LAS VEGAS — Une loi du Nevada vieille de 40 ans, qui exige que les parents ou tuteurs soient informés avant qu’une mineure puisse obtenir un avortement, restera pour l’instant inappliquée. Un juge fédéral a suspendu son entrée en vigueur prévue cette semaine, le temps que les militants du droit à l’avortement puissent la contester en appel.

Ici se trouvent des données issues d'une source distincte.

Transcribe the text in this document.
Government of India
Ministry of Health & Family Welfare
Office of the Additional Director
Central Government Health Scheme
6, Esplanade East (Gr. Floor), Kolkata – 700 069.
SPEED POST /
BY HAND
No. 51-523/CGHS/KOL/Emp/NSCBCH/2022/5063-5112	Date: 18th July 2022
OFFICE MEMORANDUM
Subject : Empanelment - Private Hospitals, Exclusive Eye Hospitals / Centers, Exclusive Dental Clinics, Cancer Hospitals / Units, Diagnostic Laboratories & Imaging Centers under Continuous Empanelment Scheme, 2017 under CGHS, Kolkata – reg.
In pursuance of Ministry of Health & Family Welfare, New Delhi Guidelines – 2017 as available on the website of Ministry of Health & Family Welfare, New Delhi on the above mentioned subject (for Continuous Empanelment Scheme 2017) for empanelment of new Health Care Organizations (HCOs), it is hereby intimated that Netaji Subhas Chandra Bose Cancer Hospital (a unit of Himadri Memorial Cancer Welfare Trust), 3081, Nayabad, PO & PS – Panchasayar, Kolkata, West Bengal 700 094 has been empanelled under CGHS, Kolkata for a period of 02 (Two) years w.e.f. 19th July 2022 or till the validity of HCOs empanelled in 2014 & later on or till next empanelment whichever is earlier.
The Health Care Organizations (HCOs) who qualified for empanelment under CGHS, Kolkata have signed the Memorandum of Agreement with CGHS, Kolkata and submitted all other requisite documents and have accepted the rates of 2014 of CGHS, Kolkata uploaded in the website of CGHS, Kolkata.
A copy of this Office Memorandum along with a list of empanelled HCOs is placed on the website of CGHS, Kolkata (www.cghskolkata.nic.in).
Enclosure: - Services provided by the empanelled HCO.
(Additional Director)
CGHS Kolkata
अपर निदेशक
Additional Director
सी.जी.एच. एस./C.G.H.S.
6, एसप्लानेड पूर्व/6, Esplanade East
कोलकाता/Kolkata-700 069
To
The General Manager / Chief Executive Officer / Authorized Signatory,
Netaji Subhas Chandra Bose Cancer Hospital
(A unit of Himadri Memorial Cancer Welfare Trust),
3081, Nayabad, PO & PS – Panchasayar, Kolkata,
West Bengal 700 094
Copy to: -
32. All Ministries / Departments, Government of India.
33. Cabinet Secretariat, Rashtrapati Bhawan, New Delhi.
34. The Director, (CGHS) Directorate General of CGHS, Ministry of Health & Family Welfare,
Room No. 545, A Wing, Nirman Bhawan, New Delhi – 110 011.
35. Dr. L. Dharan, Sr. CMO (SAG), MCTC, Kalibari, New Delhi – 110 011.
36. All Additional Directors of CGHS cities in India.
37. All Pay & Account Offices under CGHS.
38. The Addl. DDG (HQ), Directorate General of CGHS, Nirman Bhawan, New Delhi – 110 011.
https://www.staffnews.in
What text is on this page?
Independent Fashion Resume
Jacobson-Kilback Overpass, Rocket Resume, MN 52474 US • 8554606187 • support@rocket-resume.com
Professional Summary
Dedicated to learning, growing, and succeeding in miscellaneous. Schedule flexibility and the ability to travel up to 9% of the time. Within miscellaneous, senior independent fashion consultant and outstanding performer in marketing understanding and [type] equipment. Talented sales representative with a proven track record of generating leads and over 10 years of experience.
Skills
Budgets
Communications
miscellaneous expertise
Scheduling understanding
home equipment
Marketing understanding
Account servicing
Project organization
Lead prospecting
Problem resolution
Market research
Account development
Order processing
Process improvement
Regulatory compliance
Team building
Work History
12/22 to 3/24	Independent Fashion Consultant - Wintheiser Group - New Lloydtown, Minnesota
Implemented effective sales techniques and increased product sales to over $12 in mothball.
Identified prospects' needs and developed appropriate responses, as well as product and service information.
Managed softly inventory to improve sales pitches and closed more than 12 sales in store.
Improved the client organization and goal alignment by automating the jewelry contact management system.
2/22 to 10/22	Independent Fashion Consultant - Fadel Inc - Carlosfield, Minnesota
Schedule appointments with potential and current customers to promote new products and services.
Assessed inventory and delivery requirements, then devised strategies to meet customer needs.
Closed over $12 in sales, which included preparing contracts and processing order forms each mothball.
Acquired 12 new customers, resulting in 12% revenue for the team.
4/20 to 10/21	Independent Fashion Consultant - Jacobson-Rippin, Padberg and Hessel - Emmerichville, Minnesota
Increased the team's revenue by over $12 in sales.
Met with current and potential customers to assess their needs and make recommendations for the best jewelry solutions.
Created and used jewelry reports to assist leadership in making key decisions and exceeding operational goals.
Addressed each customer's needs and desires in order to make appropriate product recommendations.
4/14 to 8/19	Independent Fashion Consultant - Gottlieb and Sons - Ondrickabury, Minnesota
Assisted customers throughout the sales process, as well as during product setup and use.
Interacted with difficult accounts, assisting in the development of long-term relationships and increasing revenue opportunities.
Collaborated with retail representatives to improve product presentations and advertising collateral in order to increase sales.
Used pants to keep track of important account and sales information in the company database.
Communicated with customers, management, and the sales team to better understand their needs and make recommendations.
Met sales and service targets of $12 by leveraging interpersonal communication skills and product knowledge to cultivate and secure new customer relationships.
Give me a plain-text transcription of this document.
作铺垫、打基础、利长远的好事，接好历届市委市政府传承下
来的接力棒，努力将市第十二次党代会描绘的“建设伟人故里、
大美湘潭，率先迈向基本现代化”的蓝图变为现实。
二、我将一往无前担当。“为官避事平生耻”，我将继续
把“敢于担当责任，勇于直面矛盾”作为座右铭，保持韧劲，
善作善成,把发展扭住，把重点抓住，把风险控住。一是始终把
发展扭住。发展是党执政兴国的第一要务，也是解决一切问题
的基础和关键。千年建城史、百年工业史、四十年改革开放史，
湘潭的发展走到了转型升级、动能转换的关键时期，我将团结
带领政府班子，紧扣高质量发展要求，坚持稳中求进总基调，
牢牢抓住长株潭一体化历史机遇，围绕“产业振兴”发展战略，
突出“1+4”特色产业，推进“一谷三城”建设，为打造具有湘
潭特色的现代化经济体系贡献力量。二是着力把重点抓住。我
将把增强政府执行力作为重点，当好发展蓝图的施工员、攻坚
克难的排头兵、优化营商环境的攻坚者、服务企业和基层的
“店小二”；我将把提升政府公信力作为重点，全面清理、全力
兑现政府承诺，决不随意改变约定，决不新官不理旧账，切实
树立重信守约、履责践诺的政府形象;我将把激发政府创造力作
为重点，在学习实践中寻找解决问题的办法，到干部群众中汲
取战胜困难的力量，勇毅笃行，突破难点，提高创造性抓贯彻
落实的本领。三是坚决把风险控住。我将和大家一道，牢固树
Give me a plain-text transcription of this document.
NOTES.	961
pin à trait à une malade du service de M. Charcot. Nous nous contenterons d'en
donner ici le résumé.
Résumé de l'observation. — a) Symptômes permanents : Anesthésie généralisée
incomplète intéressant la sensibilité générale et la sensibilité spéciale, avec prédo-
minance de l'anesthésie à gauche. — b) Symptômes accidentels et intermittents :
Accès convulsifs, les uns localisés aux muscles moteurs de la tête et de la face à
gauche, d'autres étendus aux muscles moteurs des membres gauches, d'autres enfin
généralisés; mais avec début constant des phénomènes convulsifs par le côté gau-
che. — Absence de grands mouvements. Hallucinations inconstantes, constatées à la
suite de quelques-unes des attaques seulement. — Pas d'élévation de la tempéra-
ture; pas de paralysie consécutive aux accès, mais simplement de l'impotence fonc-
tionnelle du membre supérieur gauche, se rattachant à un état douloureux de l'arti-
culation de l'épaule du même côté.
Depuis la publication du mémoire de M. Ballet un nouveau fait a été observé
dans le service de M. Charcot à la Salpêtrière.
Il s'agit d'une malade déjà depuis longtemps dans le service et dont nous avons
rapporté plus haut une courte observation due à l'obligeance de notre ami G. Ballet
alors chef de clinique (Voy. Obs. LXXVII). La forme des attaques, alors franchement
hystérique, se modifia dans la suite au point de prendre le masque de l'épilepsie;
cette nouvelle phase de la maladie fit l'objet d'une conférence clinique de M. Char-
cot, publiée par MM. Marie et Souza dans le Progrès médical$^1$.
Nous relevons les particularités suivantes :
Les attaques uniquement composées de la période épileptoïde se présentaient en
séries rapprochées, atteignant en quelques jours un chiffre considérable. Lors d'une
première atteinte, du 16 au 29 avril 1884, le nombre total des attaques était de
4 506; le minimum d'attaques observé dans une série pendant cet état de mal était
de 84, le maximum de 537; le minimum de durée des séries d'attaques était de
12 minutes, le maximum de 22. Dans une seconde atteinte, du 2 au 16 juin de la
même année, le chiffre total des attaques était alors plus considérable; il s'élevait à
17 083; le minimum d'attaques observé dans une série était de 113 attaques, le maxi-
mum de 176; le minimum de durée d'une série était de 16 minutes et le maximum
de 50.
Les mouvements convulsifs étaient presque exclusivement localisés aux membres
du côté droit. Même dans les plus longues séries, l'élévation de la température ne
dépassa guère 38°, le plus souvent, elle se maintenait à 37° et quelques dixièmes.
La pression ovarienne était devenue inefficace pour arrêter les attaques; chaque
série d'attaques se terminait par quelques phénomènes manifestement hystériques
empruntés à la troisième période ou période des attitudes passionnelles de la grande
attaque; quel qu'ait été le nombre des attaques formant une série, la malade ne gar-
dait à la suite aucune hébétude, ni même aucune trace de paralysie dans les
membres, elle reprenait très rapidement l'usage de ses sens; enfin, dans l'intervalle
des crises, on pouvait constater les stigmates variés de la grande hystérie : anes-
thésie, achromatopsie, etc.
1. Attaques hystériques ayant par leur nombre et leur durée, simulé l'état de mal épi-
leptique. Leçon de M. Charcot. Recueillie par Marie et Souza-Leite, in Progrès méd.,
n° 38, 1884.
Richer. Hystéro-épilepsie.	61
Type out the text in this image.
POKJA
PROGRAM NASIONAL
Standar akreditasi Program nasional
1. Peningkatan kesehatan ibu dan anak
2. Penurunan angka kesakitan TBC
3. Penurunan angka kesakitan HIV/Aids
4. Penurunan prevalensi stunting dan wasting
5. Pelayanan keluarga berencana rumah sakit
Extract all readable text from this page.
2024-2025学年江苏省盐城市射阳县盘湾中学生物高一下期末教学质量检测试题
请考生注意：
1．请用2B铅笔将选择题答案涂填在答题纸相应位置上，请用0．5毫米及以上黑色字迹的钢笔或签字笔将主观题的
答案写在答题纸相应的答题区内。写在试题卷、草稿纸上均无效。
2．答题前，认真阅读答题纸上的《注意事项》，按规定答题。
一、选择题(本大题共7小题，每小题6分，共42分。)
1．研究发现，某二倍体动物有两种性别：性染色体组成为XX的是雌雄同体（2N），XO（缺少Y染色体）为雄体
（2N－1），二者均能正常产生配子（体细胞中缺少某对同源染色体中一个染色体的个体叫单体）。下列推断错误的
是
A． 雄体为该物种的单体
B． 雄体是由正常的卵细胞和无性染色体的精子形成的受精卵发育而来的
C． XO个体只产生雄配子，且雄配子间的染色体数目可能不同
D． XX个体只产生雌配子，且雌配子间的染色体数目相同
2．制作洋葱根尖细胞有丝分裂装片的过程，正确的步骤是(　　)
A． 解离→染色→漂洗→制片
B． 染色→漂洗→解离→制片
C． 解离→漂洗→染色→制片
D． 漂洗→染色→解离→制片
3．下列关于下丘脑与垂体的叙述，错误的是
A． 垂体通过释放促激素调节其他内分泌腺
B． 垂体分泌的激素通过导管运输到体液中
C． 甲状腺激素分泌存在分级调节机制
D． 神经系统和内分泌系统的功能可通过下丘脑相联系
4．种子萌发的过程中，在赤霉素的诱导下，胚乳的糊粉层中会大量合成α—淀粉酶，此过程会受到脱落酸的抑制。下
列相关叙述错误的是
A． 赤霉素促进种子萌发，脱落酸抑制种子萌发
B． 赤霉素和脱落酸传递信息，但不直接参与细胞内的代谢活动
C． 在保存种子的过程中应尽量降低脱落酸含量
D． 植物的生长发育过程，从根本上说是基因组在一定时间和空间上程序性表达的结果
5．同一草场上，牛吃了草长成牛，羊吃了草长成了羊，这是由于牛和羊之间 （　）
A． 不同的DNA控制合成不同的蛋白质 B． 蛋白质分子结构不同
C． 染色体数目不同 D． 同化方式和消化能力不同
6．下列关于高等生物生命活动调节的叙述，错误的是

Adoptée en 1985, la loi n’a jamais été appliquée dans l’État, les tribunaux l’ayant jugée inconstitutionnelle à l’époque en raison de l’arrêt Roe v. Wade, qui garantissait un droit constitutionnel à l’avortement pendant près d’un demi-siècle. Mais l’annulation de cet arrêt par la Cour suprême en 2022 a relancé le débat, et un tribunal fédéral avait ordonné que l’interdiction de faire appliquer la loi prenne fin ce mercredi.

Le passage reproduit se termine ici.